1st Deputy Governor of Akwa Ibom State
- In office 2 January 1992 – 18 November 1993

Personal details
- Born: 23 September 1943 (age 82) Urue-Offong/Oruko LGA, Akwa Ibom State, Nigeria
- Party: National Republican Convention
- Other political affiliations: All Nigeria People's Party (1999-2004) People's Democratic Party 2005 till date

= Etim Jack Okpoyo =

Nigerian politician

Etim Jack Okpoyo (born 23 September 1943), was a Nigerian politician. He is of Oron origin. He is the former and the first deputy Governor of Akwa Ibom State from 1992–1993. He was a businessman, a one-time Ambassador of Nigeria to Italy and Albania, and a civil engineer.

==Early life==

Okpoyo was born on September 23, 1943, the seventh child of Chief Jack and Akon Okpoyo.

He began his education at Eyubia Central School. In 1950 he was transferred to the District Council School Oruko, where he obtained his First School Leaving Certificate (FSLC). In 1959 he proceeded to Lutheran High School, Obot Idim, now in the Ibesikpo Asutan Local Government Area. There, he obtained his West African School Certificate (WASC) in Division Two in 1963.

In 1964 he received a diploma in Civil Engineering from the Yaba College of Technology, and in 1973 he obtained a degree in Civil Engineering from Fourah Bay College, University of Sierra Leone. For two years, he served as a president of the Oron Development Union Port Harcourt branch. For five consecutive years, he served as the President General of the Oruko Development Association and as a board of trustees member of the Oron Local Government Industrial and Development Fund.

Okpoyo worked as a survey party chief with the Louis Berger Engineering Company. Between 1974 and 1991 he also worked with the Nigerian Agip Oil Company Limited, Port Harcourt, before resigning to go into private business.

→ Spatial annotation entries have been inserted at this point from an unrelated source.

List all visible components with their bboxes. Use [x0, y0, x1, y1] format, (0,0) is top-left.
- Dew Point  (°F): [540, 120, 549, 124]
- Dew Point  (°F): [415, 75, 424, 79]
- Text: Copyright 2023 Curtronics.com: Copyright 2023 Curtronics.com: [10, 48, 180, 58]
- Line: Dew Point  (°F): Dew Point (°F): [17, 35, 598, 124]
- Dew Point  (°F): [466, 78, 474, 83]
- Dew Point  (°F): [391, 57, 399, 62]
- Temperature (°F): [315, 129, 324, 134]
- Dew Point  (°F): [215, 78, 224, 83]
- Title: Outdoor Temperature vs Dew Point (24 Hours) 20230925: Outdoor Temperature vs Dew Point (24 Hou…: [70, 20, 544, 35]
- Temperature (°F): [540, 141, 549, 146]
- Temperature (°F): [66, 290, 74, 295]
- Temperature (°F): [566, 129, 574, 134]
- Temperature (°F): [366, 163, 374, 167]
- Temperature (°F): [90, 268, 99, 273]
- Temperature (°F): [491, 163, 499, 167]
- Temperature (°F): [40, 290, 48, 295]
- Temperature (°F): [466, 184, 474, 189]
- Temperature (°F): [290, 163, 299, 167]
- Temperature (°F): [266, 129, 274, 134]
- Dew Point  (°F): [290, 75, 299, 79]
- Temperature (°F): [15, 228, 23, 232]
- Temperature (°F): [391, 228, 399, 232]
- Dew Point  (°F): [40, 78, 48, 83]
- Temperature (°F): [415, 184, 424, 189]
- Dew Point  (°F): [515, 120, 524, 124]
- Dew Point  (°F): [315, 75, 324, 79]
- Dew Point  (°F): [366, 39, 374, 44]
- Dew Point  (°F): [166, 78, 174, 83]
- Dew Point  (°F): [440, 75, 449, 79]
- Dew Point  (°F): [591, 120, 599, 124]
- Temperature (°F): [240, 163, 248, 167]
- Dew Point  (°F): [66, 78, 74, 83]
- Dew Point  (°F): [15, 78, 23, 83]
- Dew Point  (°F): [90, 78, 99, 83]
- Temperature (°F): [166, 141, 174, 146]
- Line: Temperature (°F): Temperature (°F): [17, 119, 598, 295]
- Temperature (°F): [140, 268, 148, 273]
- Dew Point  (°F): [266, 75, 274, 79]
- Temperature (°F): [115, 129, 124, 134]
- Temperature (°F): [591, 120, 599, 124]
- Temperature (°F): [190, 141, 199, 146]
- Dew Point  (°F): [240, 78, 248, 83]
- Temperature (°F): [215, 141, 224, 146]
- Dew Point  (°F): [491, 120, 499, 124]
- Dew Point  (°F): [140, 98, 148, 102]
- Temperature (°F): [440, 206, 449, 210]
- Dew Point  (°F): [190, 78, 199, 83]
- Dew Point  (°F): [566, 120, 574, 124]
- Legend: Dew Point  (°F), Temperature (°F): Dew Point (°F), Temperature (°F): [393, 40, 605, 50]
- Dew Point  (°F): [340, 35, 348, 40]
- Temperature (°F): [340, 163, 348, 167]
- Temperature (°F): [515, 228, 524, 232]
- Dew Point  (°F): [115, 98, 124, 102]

==Politics and public service==

He was elected as the first civilian deputy governor in 1992, alongside Obong Akpan Isemin, on the platform of the National Republican Convention, NRC. From 1992 to 1993, he served as Deputy Governor. He was the Nigerian Ambassador to Italy and Albania from 2000 to 2003.

Okpoyo was honored by the church as a Knight of John Wesley (KJW) under the, then, Archdiocese of Calabar.